Dolayısıyla fotoğrafçılık, her ne kadar kendi içinde birçok yol ayrımına gitse de, Carroll’ın da ifade ettiği üzere, tabanını iyi bir kompozisyonda buluyor. Konu; soyut fotoğrafçılık ya da bunun zıttı olarak belgesel fotoğrafçılık da olsa, ortaya çıkan sonucun bir “fotoğraf” olarak nitelendirilebilmesi için, kadraj içinde yer alan ögelerin bir anlatım sağlayabilmesi gerekiyor. Hatta bu nokta, çoğu zaman teknik değerlerden dahi daha önemli bir sorunsal oluşturuyor. Zira böylece fotoğraf, bakanda yalnızca “görme” değil, hissetme güdüsünü de yaratıyor ve “yaşatıyor”.
“Tanıklık” ve kompozisyon sorunsalı
Her ne kadar fotoğrafçılığın kendi içinde birçok alana ayrıldığını belirtmiş olsak da, karşılaşılan ilk yol ayrımının, geçmişten günümüze toplumsal olaylara tanıklık eden belgesel fotoğrafçılar ile, objektifini sanatsal düzleme yönelten fotoğrafçılar arasında yaşandığını söyleyebiliriz. Zira fotoğrafçılığın tabanını oluşturduğunu belirttiğimiz “kompozisyon” da burada devreye giriyor ve biçimi ön plana çıkaran sanatçılar belgeselde kompozisyon değeri görmezken, bu alandaki fotoğrafları “saf tanıklık” olarak değerlendirebiliyor ve fotoğrafçının gözünden ziyade, yalnızca “denk gelen anı” başarılı bulabiliyor.
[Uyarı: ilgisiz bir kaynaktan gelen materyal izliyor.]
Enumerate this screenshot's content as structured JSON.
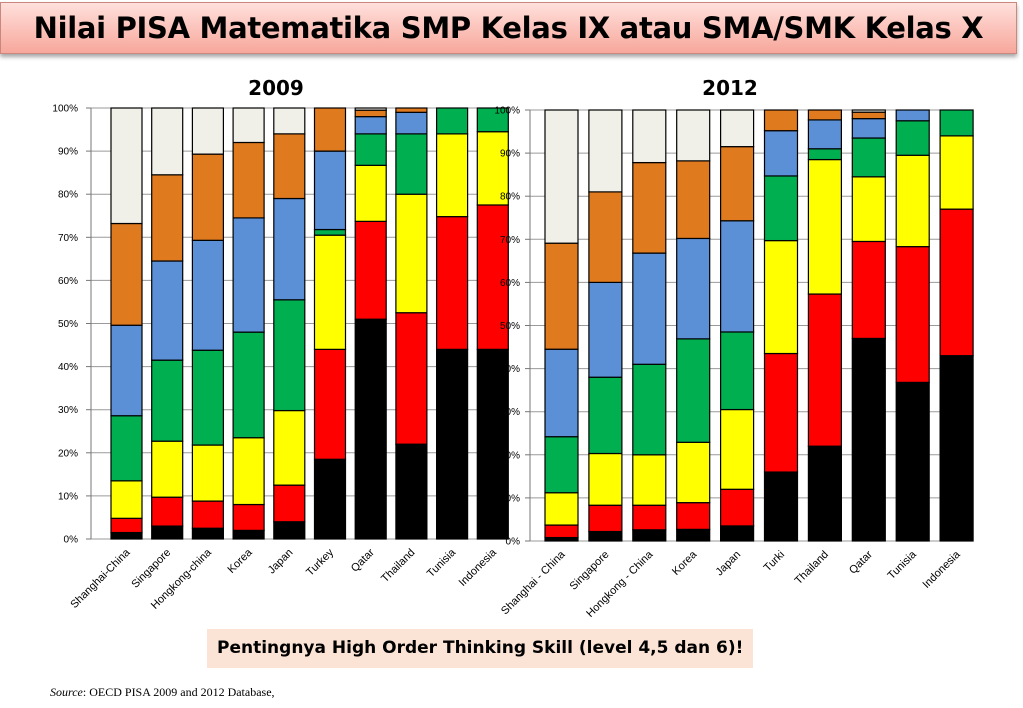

Wim Wenders’ın yönetmenliğini üstlendiği “The Salt of the Earth” belgeselinde ise fotoğrafçı Sebastião Salgado, bir kutup ayısının bulundukları yere yaklaşması üzerine elindeki fotoğraf makinesini çekim yapmak için kullanmanın yerinde bir davranış olmadığına dair söylemlerde bulunuyor. Zira usta fotoğrafçı, arka planda kompozisyona yer verecek bir etken bulunmamasından ötürü, basacağı deklanşör sonucunda oluşacak görüntünün yalnızca “göstermek” amacı taşıyacağına; ancak “fotoğraf” oluşturmayacağına dikkat çekiyor.
Salgado, yukarıda belirttiğimiz sorunsala bir nevi cevap vermekle birlikte, teknolojik gelişmeler ile günümüzde evrimleşen belgesel fotoğrafçılık tartışmaları üzerine de farkındalıksız olarak yorum yapmış oluyor böylece. Nitekim artan blog kullanımı ve IPhone’larla yapılan fotoğraf çekimleri, yurttaş gazeteciliğin hızla popülerliğini artırdığı günümüzde, profesyonel fotoğrafçıların işini tehlikeye sokabilecek bir durum ortaya koyabiliyor; ancak Salgado’nun da bahsettiği üzere, ortaya çıkan sonuçlar çoğunluklu olarak yalnızca “tanıklık” değeri taşıyor ve fotoğrafçı bir gözün, gelecek nesillere aktarılacak olan fotoğrafları ortaya çıkarması her koşulda gerekliliğini koruyor.
Bunun son yıllardaki en başarılı örneklerini ise, World Press Photo ödülüne de layık görülen Bülent Kılıç’ın fotoğraflarında bulmak mümkün. Kılıç, her ne kadar hakkında yapılan bir belgeseli henüz bulunmadığından ötürü listemizde yer almıyor olsa da, gerek Gezi Parkı’nda, gerekse Soma’da ve Ukrayna’da çektiği fotoğraflarla mutlaka mercek altına alınması gereken fotoğrafçılar arasında bulunuyor.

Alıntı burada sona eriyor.